Global Economy Between Inflation Stability and New Risks

Daily News Report – September 25

 

The global economic arena is witnessing overlapping developments: stable Eurozone inflation figures, Steven Miran’s appointment to the U.S. Federal Reserve, and Christine Lagarde’s warnings of a comeback of financial risks in new shapes. These simultaneous events highlight the challenges monetary policymakers face amid market pressures and changes in the global economic system.

 

Eurozone Inflation Holds at 2% for Third Month.

Global Economy Between Inflation Stability and New Risks

Final data from Eurostat on Wednesday confirmed that the Eurozone inflation rate remained steady at 2% in August for the third consecutive month, matching the European Central Bank’s target and slightly below the preliminary estimate of 2.1%.
Core inflation, excluding food and energy prices, remained 2.3%, unchanged from earlier estimates.
The lowest inflation rates were recorded in Cyprus (0.0%), France (0.8%), and Italy (1.6%), while the highest were in Estonia (6.2%) and Croatia (4.6%).
The report noted that the services sector contributed the most to the annual inflation reading, adding 1.44 percentage points.

 

Trump Appoints Steven Miran to the Federal Reserve

Global Economy Between Inflation Stability and New Risks

U.S. President Donald Trump signed the decision to appoint Steven Miran as a new member of the Federal Reserve Board of Governors, stressing the importance of maintaining the central bank’s independence from political pressure.
The announcement came ahead of the Federal Open Market Committee meetings that will set the path for interest rates in the coming period.
Trump stated that choosing Miran—currently Chairman of the Council of Economic Advisers—reflects the administration’s commitment to supporting independent and balanced monetary policy.
With the presidential signature, Miran will officially participate in the Fed’s closely watched meetings for the first time.
His entry comes at a sensitive time as investors await the committee’s decision on interest rates amid slowing global economic growth.
Expectations are split between a 25-basis-point cut or a larger 50-basis-point move, increasing the weight of his vote.
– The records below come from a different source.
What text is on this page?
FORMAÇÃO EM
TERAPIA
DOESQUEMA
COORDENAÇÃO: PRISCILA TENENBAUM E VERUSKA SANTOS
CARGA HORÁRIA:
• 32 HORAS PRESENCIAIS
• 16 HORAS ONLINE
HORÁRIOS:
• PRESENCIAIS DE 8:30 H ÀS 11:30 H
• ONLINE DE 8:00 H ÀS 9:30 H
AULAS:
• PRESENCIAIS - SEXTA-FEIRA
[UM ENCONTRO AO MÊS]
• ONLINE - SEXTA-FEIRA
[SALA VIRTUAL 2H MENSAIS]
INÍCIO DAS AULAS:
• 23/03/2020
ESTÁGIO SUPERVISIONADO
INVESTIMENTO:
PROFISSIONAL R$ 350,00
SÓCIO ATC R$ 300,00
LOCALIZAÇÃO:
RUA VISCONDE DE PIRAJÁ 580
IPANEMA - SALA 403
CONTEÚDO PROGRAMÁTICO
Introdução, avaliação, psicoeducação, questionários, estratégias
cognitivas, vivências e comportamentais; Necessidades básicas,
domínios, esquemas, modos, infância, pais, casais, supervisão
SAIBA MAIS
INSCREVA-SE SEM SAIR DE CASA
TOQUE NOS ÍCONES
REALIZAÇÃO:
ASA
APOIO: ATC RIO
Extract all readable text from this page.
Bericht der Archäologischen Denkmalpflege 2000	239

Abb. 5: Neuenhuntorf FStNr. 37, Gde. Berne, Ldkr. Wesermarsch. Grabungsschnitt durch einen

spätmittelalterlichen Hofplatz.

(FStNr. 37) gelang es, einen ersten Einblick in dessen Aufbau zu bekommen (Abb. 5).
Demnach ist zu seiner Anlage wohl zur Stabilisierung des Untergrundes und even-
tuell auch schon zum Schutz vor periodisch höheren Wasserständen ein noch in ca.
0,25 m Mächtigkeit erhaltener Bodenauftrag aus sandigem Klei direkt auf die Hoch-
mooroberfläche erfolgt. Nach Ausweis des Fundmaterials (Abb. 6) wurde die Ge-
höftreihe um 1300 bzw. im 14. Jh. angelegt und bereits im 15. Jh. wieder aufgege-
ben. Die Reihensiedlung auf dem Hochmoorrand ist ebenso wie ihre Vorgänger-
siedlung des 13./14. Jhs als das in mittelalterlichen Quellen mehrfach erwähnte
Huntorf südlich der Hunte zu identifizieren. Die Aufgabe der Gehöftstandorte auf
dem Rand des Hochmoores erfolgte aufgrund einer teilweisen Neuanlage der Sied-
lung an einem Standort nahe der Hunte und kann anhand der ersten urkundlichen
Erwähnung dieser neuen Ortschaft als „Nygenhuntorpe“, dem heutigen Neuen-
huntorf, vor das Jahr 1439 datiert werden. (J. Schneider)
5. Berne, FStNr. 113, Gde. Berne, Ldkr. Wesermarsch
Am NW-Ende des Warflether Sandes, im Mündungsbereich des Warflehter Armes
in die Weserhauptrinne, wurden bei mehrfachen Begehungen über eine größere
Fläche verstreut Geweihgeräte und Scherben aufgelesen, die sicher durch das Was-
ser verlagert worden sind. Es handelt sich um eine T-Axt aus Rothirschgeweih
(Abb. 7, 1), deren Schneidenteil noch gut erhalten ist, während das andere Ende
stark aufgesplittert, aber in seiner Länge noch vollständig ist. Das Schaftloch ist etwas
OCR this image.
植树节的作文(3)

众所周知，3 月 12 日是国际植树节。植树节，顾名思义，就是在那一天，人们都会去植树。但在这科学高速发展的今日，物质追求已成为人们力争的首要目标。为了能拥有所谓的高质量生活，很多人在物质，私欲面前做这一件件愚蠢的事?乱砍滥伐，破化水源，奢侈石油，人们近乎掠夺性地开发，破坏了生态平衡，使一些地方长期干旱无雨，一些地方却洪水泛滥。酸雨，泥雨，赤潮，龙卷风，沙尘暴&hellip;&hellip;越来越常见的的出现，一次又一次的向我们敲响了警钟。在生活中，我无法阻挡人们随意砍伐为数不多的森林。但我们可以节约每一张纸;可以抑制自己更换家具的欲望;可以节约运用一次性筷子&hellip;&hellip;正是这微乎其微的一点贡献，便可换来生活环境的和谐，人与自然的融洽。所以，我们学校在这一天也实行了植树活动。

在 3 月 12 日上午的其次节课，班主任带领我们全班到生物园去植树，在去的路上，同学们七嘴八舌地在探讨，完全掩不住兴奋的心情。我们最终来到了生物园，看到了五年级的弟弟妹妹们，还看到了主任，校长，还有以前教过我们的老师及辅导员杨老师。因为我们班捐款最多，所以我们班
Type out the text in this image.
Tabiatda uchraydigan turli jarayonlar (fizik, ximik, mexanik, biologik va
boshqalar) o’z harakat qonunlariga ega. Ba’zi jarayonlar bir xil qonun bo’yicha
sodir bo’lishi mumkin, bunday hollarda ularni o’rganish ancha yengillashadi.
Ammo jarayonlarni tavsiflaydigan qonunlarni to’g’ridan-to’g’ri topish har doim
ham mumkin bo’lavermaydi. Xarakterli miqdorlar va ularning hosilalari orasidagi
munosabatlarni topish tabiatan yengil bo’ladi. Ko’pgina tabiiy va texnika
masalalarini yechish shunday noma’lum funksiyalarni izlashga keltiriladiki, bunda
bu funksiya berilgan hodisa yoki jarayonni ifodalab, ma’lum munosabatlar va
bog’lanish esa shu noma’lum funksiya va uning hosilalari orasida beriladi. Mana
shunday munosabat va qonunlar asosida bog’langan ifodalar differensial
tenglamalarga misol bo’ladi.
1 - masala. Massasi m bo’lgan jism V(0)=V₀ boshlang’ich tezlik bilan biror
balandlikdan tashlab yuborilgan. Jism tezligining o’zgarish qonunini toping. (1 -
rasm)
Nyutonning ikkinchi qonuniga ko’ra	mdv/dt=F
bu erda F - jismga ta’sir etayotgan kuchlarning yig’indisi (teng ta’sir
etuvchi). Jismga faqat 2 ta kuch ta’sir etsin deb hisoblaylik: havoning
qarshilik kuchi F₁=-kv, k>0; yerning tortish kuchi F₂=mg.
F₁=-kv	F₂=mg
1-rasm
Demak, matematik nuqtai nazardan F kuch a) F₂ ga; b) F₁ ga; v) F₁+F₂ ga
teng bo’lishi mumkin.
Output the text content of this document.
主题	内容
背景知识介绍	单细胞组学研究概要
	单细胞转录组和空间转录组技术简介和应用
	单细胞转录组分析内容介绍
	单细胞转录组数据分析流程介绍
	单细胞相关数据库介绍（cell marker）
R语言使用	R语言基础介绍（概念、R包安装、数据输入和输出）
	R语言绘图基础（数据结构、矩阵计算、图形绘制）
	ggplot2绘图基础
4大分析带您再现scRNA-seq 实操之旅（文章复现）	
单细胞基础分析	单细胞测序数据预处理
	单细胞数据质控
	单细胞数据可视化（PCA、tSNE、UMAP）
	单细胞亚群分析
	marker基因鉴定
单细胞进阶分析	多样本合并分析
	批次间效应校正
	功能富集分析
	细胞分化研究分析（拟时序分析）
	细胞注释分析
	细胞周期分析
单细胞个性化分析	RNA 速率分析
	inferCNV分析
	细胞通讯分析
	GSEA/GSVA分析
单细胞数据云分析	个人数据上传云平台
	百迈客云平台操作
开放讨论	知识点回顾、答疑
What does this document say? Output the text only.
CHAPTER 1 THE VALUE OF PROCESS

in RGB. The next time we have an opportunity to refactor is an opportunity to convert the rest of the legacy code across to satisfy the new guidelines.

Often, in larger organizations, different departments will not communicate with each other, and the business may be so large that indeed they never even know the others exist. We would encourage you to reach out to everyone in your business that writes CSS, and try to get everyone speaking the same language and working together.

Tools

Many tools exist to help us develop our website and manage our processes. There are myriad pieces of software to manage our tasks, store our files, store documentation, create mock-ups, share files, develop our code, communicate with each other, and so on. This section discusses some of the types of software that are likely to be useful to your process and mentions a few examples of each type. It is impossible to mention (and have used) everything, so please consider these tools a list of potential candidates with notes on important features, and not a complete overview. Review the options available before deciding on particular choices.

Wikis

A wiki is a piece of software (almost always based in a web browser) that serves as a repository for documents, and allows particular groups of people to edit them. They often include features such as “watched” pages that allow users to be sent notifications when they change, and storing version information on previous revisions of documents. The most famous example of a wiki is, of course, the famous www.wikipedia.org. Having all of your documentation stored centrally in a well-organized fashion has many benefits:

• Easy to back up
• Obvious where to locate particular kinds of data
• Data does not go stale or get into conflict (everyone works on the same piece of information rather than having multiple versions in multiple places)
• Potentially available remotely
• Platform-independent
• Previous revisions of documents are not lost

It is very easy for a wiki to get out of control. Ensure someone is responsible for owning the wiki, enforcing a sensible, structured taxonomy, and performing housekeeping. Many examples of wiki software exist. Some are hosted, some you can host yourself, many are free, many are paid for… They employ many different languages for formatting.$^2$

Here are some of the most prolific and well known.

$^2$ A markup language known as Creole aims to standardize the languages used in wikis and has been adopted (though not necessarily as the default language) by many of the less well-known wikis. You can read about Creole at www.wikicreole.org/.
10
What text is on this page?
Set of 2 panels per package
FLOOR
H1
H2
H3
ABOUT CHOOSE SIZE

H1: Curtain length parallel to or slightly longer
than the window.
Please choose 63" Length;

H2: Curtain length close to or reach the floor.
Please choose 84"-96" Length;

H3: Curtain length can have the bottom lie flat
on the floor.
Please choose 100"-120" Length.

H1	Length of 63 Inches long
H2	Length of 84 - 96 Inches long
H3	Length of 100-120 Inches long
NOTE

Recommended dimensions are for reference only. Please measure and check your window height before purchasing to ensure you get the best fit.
Miran’s stance on monetary policy remains unclear as he has not publicly expressed his views on potential rate cuts.
Analysts believe his vote could be pivotal in balancing White House calls for more accommodative policy against more cautious Fed members.

 

Lagarde: Financial Risks Haven’t Disappeared—They’re Returning in New Forms

Global Economy Between Inflation Stability and New Risks

European Central Bank President Christine Lagarde opened the 10th Annual Research Conference in Frankfurt on Wednesday, held in partnership with Stanford University’s Hoover Institution, emphasizing that financial risks persist but are re-emerging in new guises.
Lagarde explained that the global financial system has undergone significant transformations since World War II and that technological advances have resurfaced traditional risks in modern forms.
She referenced Carmen Reinhart and Kenneth Rogoff’s book This Time Is Different, which chronicles eight centuries of financial crises.
Lagarde highlighted that one of the most significant changes in the past 20 years is the rapid growth of non-bank financial institutions, whose assets in the Eurozone now equal about 400% of GDP, compared with only 140% in 1999, making them responsible for more than 60% of the financial sector’s size.
Meanwhile, the banking sector faces rising challenges from technological innovation, fintech companies, and stablecoins, accelerating the spread of risk.
She cited the March 2023 collapse of three U.S. banks as an example of how social media significantly accelerated financial panic.
Lagarde stressed that regulatory goals are not to stifle innovation but to manage the risks it brings, noting that the European Union is implementing an ambitious plan to enhance regulatory frameworks and strengthen the financial system.
She concluded by underscoring that financial stability requires constant vigilance and that scientific research remains an essential tool for identifying risks and supporting policymakers, especially as traditional challenges reappear in modern forms.

While Eurozone inflation remains at the central bank’s target and investors await the Fed’s next move with a new influential member, Lagarde’s warnings are a clear reminder that financial risks have not disappeared—they have merely reshaped themselves in unconventional ways. The coming phase will require vigilance and a careful balance between supporting stability and encouraging innovation.